Les avantages sont multiples, selon Michèle Pirlot, la directrice du département Opérations : amélioration du confort du patient grâce à une plus grande variété de menus ; meilleure conservation des qualités nutritionnelles des aliments ; « une plus grande réactivité et une plus grande flexibilité » selon les besoins du patient – s’il faut changer son régime alimentaire ou retarder le moment du repas, par exemple. « On est le deuxième hôpital belge, après l’hôpital Delta à Bruxelles, à offrir ce service personnalisé », se réjouit Mme Pirlot.
Ces cuisines satellites impliquent un changement de taille aussi pour le personnel qui restait confiné dans une cuisine centralisée. Le travailleur endosse à présent le rôle d' »aide hôtelière » – un nouveau métier – et sert lui-même les repas au patient avec qui il est donc en contact direct. Cela permet de décharger les infirmières de cette tâche et de leur accorder davantage de temps au chevet des malades.
Le robot prend l’ascenseur tout seul
Un autre métier a fait son apparition aux Viviers, celui de « logisticien hospitalier ». Il est chargé entre autres de ranger le matériel et les produits livrés dans les unités par… un robot, un AGV, pour « Automated guided vehicle ».
Imaginez une tondeuse automatique. Au lieu d’être rond, le robot est rectangulaire et bien plus grand. Cet AGV va se glisser sous des chariots métalliques remplis de matériel pour ensuite les transporter dans tout l’hôpital. Il se déplace seul (les couloirs ont été cartographiés), ouvre les portes, prend les ascenseurs qui lui sont dédiés, utilise des clignotants, « parle » pour alerter de sa présence. Une présence humaine n’est nécessaire qu’au départ et à l’arrivée, où l’on retrouve le logisticien hospitalier.
« L’AGV, explique Michèle Pirlot, est utilisé pour du matériel standardisable et programmable qu’il transporte entre deux points », de gare à gare, lesquelles sont représentées au sol par des grandes bandes rouges. La gamme des produits transportés est large : denrées alimentaires, médicaments, perfusions et dispositifs médicaux, linge, déchets, etc.
Les Viviers sont dotés de 21 AGV. Les premiers doivent fournir à partir de mardi la polyclinique et la dentisterie. Ils délesteront ainsi du personnel des tâches de manutention les plus lourdes. Mais « il n’y a pas de pertes d’emplois. Cette crainte n’est pas fondée, assure Khalid Mourchid, responsable logistique. Au contraire, on a créé quarante ETP (équivalents temps plein) pour gérer les AGV. »
Des vestiaires automatisés
L’automatisation concerne aussi le vestiaire du personnel soignant. Ce dernier encode sur un écran la tenue dont il a besoin. On entend alors une machinerie se mettre en branle jusqu’à ce que la tenue se présente face au soignant à hauteur d’une ouverture dans le mur. Lorsque l’on entre dans le local technique derrière le mur, on découvre un enchevêtrement de rails auxquels sont accrochées des milliers de tenues.

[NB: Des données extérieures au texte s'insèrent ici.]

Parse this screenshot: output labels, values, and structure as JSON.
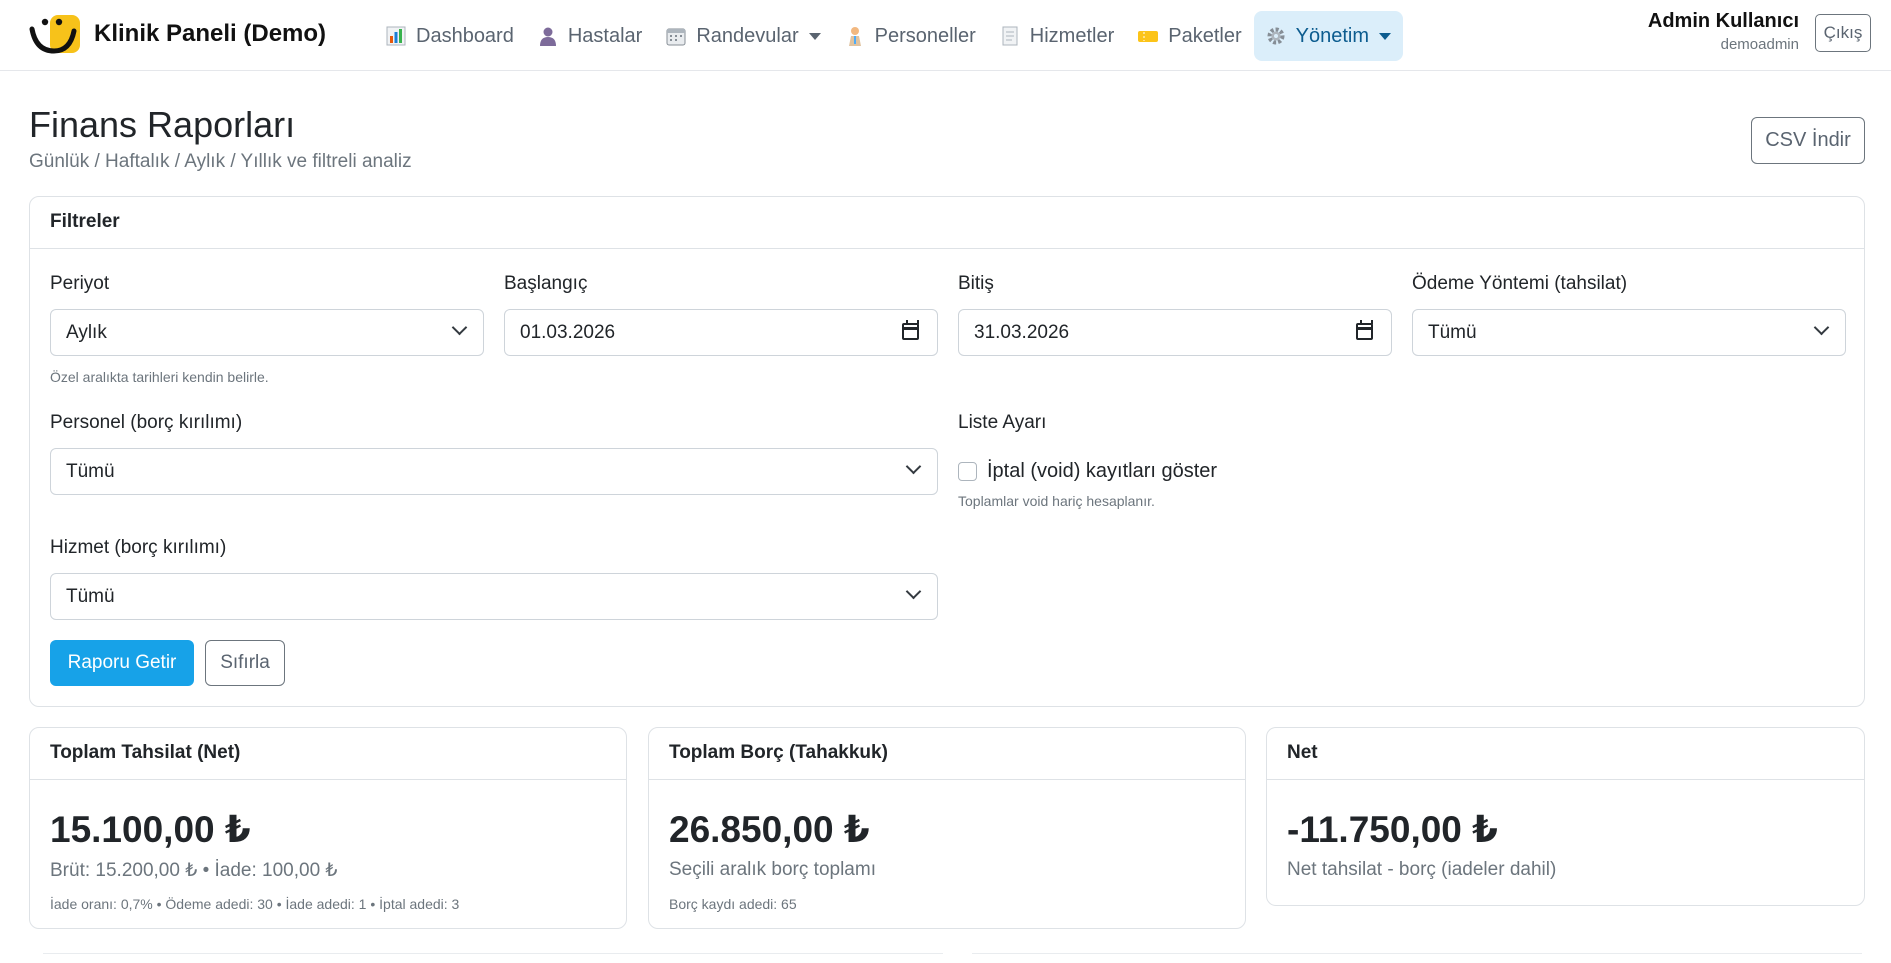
{
  "app": {
    "title": "Klinik Paneli (Demo)"
  },
  "nav": {
    "items": [
      {
        "label": "Dashboard",
        "icon": "bar-chart-icon"
      },
      {
        "label": "Hastalar",
        "icon": "person-icon"
      },
      {
        "label": "Randevular",
        "icon": "calendar-icon",
        "dropdown": true
      },
      {
        "label": "Personeller",
        "icon": "staff-icon"
      },
      {
        "label": "Hizmetler",
        "icon": "document-icon"
      },
      {
        "label": "Paketler",
        "icon": "ticket-icon"
      },
      {
        "label": "Yönetim",
        "icon": "gear-icon",
        "dropdown": true,
        "active": true
      }
    ]
  },
  "user": {
    "name": "Admin Kullanıcı",
    "handle": "demoadmin",
    "logout_label": "Çıkış"
  },
  "page": {
    "title": "Finans Raporları",
    "subtitle": "Günlük / Haftalık / Aylık / Yıllık ve filtreli analiz",
    "csv_label": "CSV İndir"
  },
  "filters": {
    "header": "Filtreler",
    "period": {
      "label": "Periyot",
      "value": "Aylık",
      "help": "Özel aralıkta tarihleri kendin belirle."
    },
    "start": {
      "label": "Başlangıç",
      "value": "01.03.2026"
    },
    "end": {
      "label": "Bitiş",
      "value": "31.03.2026"
    },
    "payment_method": {
      "label": "Ödeme Yöntemi (tahsilat)",
      "value": "Tümü"
    },
    "staff": {
      "label": "Personel (borç kırılımı)",
      "value": "Tümü"
    },
    "list_settings": {
      "label": "Liste Ayarı",
      "checkbox_label": "İptal (void) kayıtları göster",
      "checked": false,
      "help": "Toplamlar void hariç hesaplanır."
    },
    "service": {
      "label": "Hizmet (borç kırılımı)",
      "value": "Tümü"
    },
    "submit_label": "Raporu Getir",
    "reset_label": "Sıfırla"
  },
  "stats": {
    "collection": {
      "title": "Toplam Tahsilat (Net)",
      "value": "15.100,00 ₺",
      "sub": "Brüt: 15.200,00 ₺ • İade: 100,00 ₺",
      "detail": "İade oranı: 0,7% • Ödeme adedi: 30 • İade adedi: 1 • İptal adedi: 3"
    },
    "debt": {
      "title": "Toplam Borç (Tahakkuk)",
      "value": "26.850,00 ₺",
      "sub": "Seçili aralık borç toplamı",
      "detail": "Borç kaydı adedi: 65"
    },
    "net": {
      "title": "Net",
      "value": "-11.750,00 ₺",
      "sub": "Net tahsilat - borç (iadeler dahil)"
    }
  },
  "colors": {
    "primary": "#17a2e8",
    "active_nav_bg": "#dbeefa",
    "logo_yellow": "#f7c21a"
  }
}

Une fois changé, le soignant met ses vêtements dans une housse, qui va emprunter le chemin inverse. Le système fonctionne à l’aide de badges et de puces de détection. Avantages : il prend beaucoup moins de place qu’un système de casiers et permet de mutualiser les tenues, qui ne sont plus nominatives.

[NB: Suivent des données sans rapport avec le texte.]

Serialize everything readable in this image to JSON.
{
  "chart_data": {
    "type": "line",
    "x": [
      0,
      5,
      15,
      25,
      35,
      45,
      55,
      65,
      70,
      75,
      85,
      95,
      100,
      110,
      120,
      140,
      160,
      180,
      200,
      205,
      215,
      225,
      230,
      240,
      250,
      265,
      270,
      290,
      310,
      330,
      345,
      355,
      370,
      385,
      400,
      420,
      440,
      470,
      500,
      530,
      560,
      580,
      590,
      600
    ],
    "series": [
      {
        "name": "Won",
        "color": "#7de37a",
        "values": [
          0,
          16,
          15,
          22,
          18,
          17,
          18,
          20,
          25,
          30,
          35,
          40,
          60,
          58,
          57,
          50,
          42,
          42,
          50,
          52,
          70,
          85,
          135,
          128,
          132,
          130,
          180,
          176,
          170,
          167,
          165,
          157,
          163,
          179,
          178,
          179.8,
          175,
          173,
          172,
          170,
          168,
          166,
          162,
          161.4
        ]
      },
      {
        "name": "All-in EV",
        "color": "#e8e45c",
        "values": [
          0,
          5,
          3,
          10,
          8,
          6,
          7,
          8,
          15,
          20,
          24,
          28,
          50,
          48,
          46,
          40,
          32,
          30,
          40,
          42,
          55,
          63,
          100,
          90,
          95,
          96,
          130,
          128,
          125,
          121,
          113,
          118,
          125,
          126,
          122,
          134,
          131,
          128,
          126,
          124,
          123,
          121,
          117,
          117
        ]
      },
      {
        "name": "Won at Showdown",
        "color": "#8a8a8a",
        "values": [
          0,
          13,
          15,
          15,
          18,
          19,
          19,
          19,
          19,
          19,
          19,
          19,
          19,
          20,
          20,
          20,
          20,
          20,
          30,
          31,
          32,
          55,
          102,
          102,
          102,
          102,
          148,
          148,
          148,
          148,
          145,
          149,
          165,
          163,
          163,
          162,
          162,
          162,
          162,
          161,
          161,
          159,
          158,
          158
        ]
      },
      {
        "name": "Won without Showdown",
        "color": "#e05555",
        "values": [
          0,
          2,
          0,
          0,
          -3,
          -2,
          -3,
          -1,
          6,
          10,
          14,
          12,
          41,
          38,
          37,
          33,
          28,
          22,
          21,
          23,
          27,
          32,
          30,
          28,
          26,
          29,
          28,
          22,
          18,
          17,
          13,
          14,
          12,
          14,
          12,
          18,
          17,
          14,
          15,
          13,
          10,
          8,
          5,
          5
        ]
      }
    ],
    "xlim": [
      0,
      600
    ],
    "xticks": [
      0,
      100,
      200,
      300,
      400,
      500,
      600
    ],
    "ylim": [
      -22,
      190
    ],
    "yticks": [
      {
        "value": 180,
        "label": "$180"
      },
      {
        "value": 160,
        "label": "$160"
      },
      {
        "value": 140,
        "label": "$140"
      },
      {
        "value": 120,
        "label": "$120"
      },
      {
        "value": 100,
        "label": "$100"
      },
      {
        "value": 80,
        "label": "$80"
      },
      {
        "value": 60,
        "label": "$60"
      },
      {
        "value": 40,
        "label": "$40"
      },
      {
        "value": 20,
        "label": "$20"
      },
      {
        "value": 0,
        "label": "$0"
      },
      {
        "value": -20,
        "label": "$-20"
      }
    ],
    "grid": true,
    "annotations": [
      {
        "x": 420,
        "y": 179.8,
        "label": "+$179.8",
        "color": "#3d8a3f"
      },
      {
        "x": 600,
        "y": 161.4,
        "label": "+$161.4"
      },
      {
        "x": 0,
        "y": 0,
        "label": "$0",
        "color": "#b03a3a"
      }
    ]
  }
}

Aux Viviers, on se réjouit aussi d’utiliser les dernières avancées technologiques, notamment en radiothérapie, cardiologie ou encore en dialyse, avec un traitement de l’eau unique en Belgique qui permet une diminution de 40 % de la consommation. Finalement, pousser les portes des Viviers, c’est pénétrer dans l’hôpital du 21e siècle.